"Imagine que você, caro leitor, tenha algum dinheiro a receber. Esse crédito lhe é reconhecido por meio de uma decisão judicial definitiva, constituindo o que em direito se chama algo líquido, certo e exigível. Portanto, basta que você chame seu devedor, por meio de uma ação de execução, a arcar com a responsabilidade que a ele cabe e fim de história. Certo?
A resposta é: mais ou menos. Isso porque, quando o devedor é o poder público (seja a União, sejam os Estados, sejam os municípios), a história não é bem assim. Aliás, ela é muito mais complicada, para não dizer triste e injusta.
Quando quem deve é o Estado, atento leitor, o seu crédito, chamado de precatório, entra no final de uma enorme fila, organizada por ordem cronológica, para que só então lhe seja providenciado um futuro e incerto pagamento. Salvo raríssimas exceções, sabe-se lá quando você ou os seus herdeiros, mesmo após anos e anos de contenda jud icial, verão a cor desse dinheiro.
E essa situação, em que o Estado é quem deve, é extremamente comum e aflige milhares de brasileiros. São aposentados, pensionistas, empresas, servidores públicos ou cidadãos que, de alguma forma, foram vitimados ou lesados pelo poder público ou por seus agentes, mas que se veem de mãos atadas por não encontrarem meios jurídicos efetivos para garantir aquilo que lhes é reconhecidamente devido por sentença judicial.
O Poder Legislativo poderia ter dado um basta nesse perverso e desrespeitoso sistema de pagamento de débitos pelo poder público. Poderia, mas não o fez. É que, ao cair da noite do último dia 1º de abril, o Senado aprovou a proposta de emenda constitucional nº 12/06 e contribuiu para sacramentar mais uma dificuldade imposta ao cidadão comum que é credor do Estado. E, bem ao contrário do que a data de aprovação possa sugerir, tal ato não se tratou de um chiste.

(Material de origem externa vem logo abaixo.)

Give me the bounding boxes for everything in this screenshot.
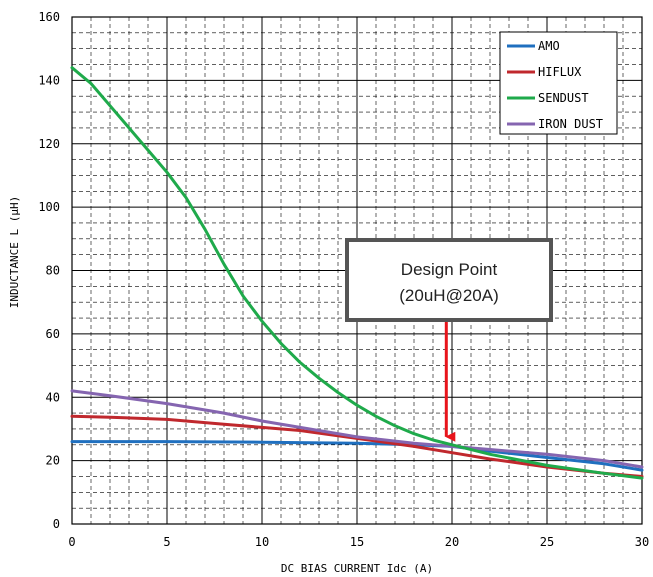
x-axis-label: DC BIAS CURRENT Idc (A) [281, 562, 433, 575]
y-tick-label: 20 [46, 454, 60, 468]
x-tick-label: 25 [540, 535, 554, 549]
x-tick-label: 10 [255, 535, 269, 549]
y-axis-label: INDUCTANCE L (μH) [8, 196, 21, 309]
annotation-line-2: (20uH@20A) [399, 286, 498, 305]
y-tick-label: 0 [53, 517, 60, 531]
y-tick-label: 100 [38, 200, 60, 214]
y-tick-label: 80 [46, 264, 60, 278]
y-tick-label: 120 [38, 137, 60, 151]
y-tick-label: 60 [46, 327, 60, 341]
series-lines [70, 66, 644, 480]
x-axis-tick-labels: 0 5 10 15 20 25 30 [68, 535, 649, 549]
legend-box [499, 31, 618, 135]
annotation-box [345, 238, 553, 322]
design-point-annotation: Design Point (20uH@20A) [345, 238, 553, 442]
y-tick-label: 40 [46, 390, 60, 404]
legend-label: SENDUST [538, 91, 589, 105]
x-tick-label: 30 [635, 535, 649, 549]
legend-label: AMO [538, 39, 560, 53]
x-tick-label: 0 [68, 535, 75, 549]
series-line-iron-dust [70, 389, 644, 469]
x-tick-label: 20 [445, 535, 459, 549]
y-tick-label: 140 [38, 73, 60, 87]
x-tick-label: 5 [163, 535, 170, 549]
legend-label: IRON DUST [538, 117, 603, 131]
series-line-sendust [70, 66, 644, 480]
legend: AMO HIFLUX SENDUST IRON DUST [499, 31, 618, 135]
y-tick-label: 160 [38, 10, 60, 24]
legend-label: HIFLUX [538, 65, 582, 79]
annotation-line-1: Design Point [401, 260, 498, 279]
y-axis-tick-labels: 0 20 40 60 80 100 120 140 160 [38, 10, 60, 531]
x-tick-label: 15 [350, 535, 364, 549]
plot-area-frame [71, 16, 643, 525]
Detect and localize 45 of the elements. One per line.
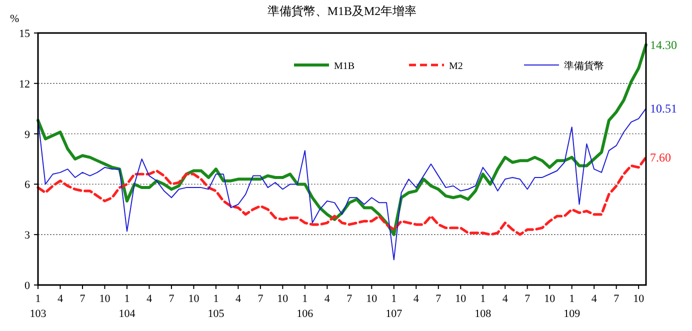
y-tick-label: 12 (19, 78, 30, 90)
x-tick-label: 7 (258, 293, 264, 305)
x-tick-label: 1 103 (30, 293, 47, 320)
x-tick-label: 1 105 (208, 293, 225, 320)
y-tick-label: 15 (19, 28, 30, 40)
line-series (36, 156, 648, 236)
x-tick-label: 1 107 (386, 293, 403, 320)
x-tick-label: 7 (524, 293, 531, 305)
data-label: 7.60 (650, 150, 671, 164)
y-tick-label: 0 (24, 280, 30, 292)
x-tick-label: 4 (413, 293, 420, 305)
y-axis-title: % (10, 13, 20, 25)
x-tick-label: 4 (146, 293, 152, 305)
x-tick-label: 10 (188, 293, 200, 305)
x-tick-label: 4 (57, 293, 64, 305)
x-tick-label: 10 (455, 293, 467, 305)
x-tick-label: 7 (346, 293, 353, 305)
data-label: 14.30 (650, 38, 677, 52)
y-tick-label: 3 (24, 230, 30, 242)
legend-label: M1B (334, 61, 355, 72)
y-tick-label: 6 (24, 179, 30, 192)
x-tick-label: 4 (235, 293, 242, 305)
legend-label: 準備貨幣 (564, 60, 604, 72)
x-tick-label: 1 104 (118, 293, 136, 320)
x-tick-label: 10 (99, 293, 111, 305)
x-tick-label: 7 (614, 293, 620, 305)
x-tick-label: 4 (324, 293, 330, 305)
legend-label: M2 (449, 61, 463, 72)
x-tick-label: 4 (502, 293, 508, 305)
x-tick-label: 1 106 (296, 293, 314, 320)
x-tick-label: 1 109 (564, 293, 581, 320)
x-tick-label: 1 108 (474, 293, 492, 320)
y-tick-label: 9 (24, 128, 30, 141)
x-tick-label: 7 (80, 293, 86, 305)
chart-title: 準備貨幣、M1B及M2年增率 (267, 4, 417, 18)
line-series (36, 43, 648, 236)
data-label: 10.51 (650, 101, 677, 116)
line-series (38, 108, 646, 260)
x-tick-label: 10 (366, 293, 378, 305)
x-tick-label: 4 (591, 293, 598, 305)
x-tick-label: 10 (277, 293, 289, 305)
x-tick-label: 7 (168, 293, 175, 305)
x-tick-label: 7 (436, 293, 442, 305)
x-tick-label: 10 (544, 293, 556, 305)
x-tick-label: 10 (633, 293, 645, 305)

Ao longo de um único dia, o Senado, em notório e louvável excesso laborioso, convocou nada menos do que três sessões extraordinárias consecutivas para que os prazos regimentais fossem formalmente cumpridos e aprovou a famigerada "PEC do calote", que é como tem sido chamada essa inovação legislativa. Lamentavelmente, a repentina aprovação de um projeto que tramitou naquela Casa durante mais de três anos não refletiu nenhum ganho para a sociedade.
A aprovação da PEC nº 12/06 traz injusto descrédito à imagem do Poder Judiciário, uma vez que limita a eficácia das decisões judiciais e consagra o famoso adágio "ganhei, mas não levei". Além disso, interfere na autonomia e na independência que devem pautar a coexistência entre os Poderes da República, porque a mesma mão estatal que, por um lado, condena, por outro, está a isentar o devedor da sua obrigação de imediato pagamento. Ela institucionaliza o calote de dívida pública e, o que é pior, submete a parte mais fraca, que é o credor, a um constrangedor "leilão" de sua dívida, em que é o próprio poder público inadimplente quem oferece o lance de quanto e como quer pagar.
O Judiciário, mais uma vez, se vê na berlinda por uma situação a que não deu causa. Isso porque, aos olhos do cidadão comum, pode parecer que a demora no pagamento se deve a algumas das limitações, por vezes tão evidentes, que afligem esse Poder. Entretanto, desta feita, é necessário esclarecer que a responsabilidade única e exclusiva para o pagamento de precatórios cabe ao Poder Executivo, que é quem administra as finanças estatais em seus diferentes níveis e detém a chave do cofre. Responsabilidade agora compartilhada com o Poder Legislativo, ao aprovar proposta com tal conteúdo.
Na semana em que os representantes dos três Poderes assinaram em Brasília o segundo pacto republicano de Estado por um sistema de Justiça mais acessível, ágil e efetivo, o S enado deu sua contribuição em sentido diametralmente oposto. A PEC segue, agora, para o crivo da Câmara dos Deputados, onde depositamos nossa profunda confiança de que o grave e imoral erro do calote público será contornado."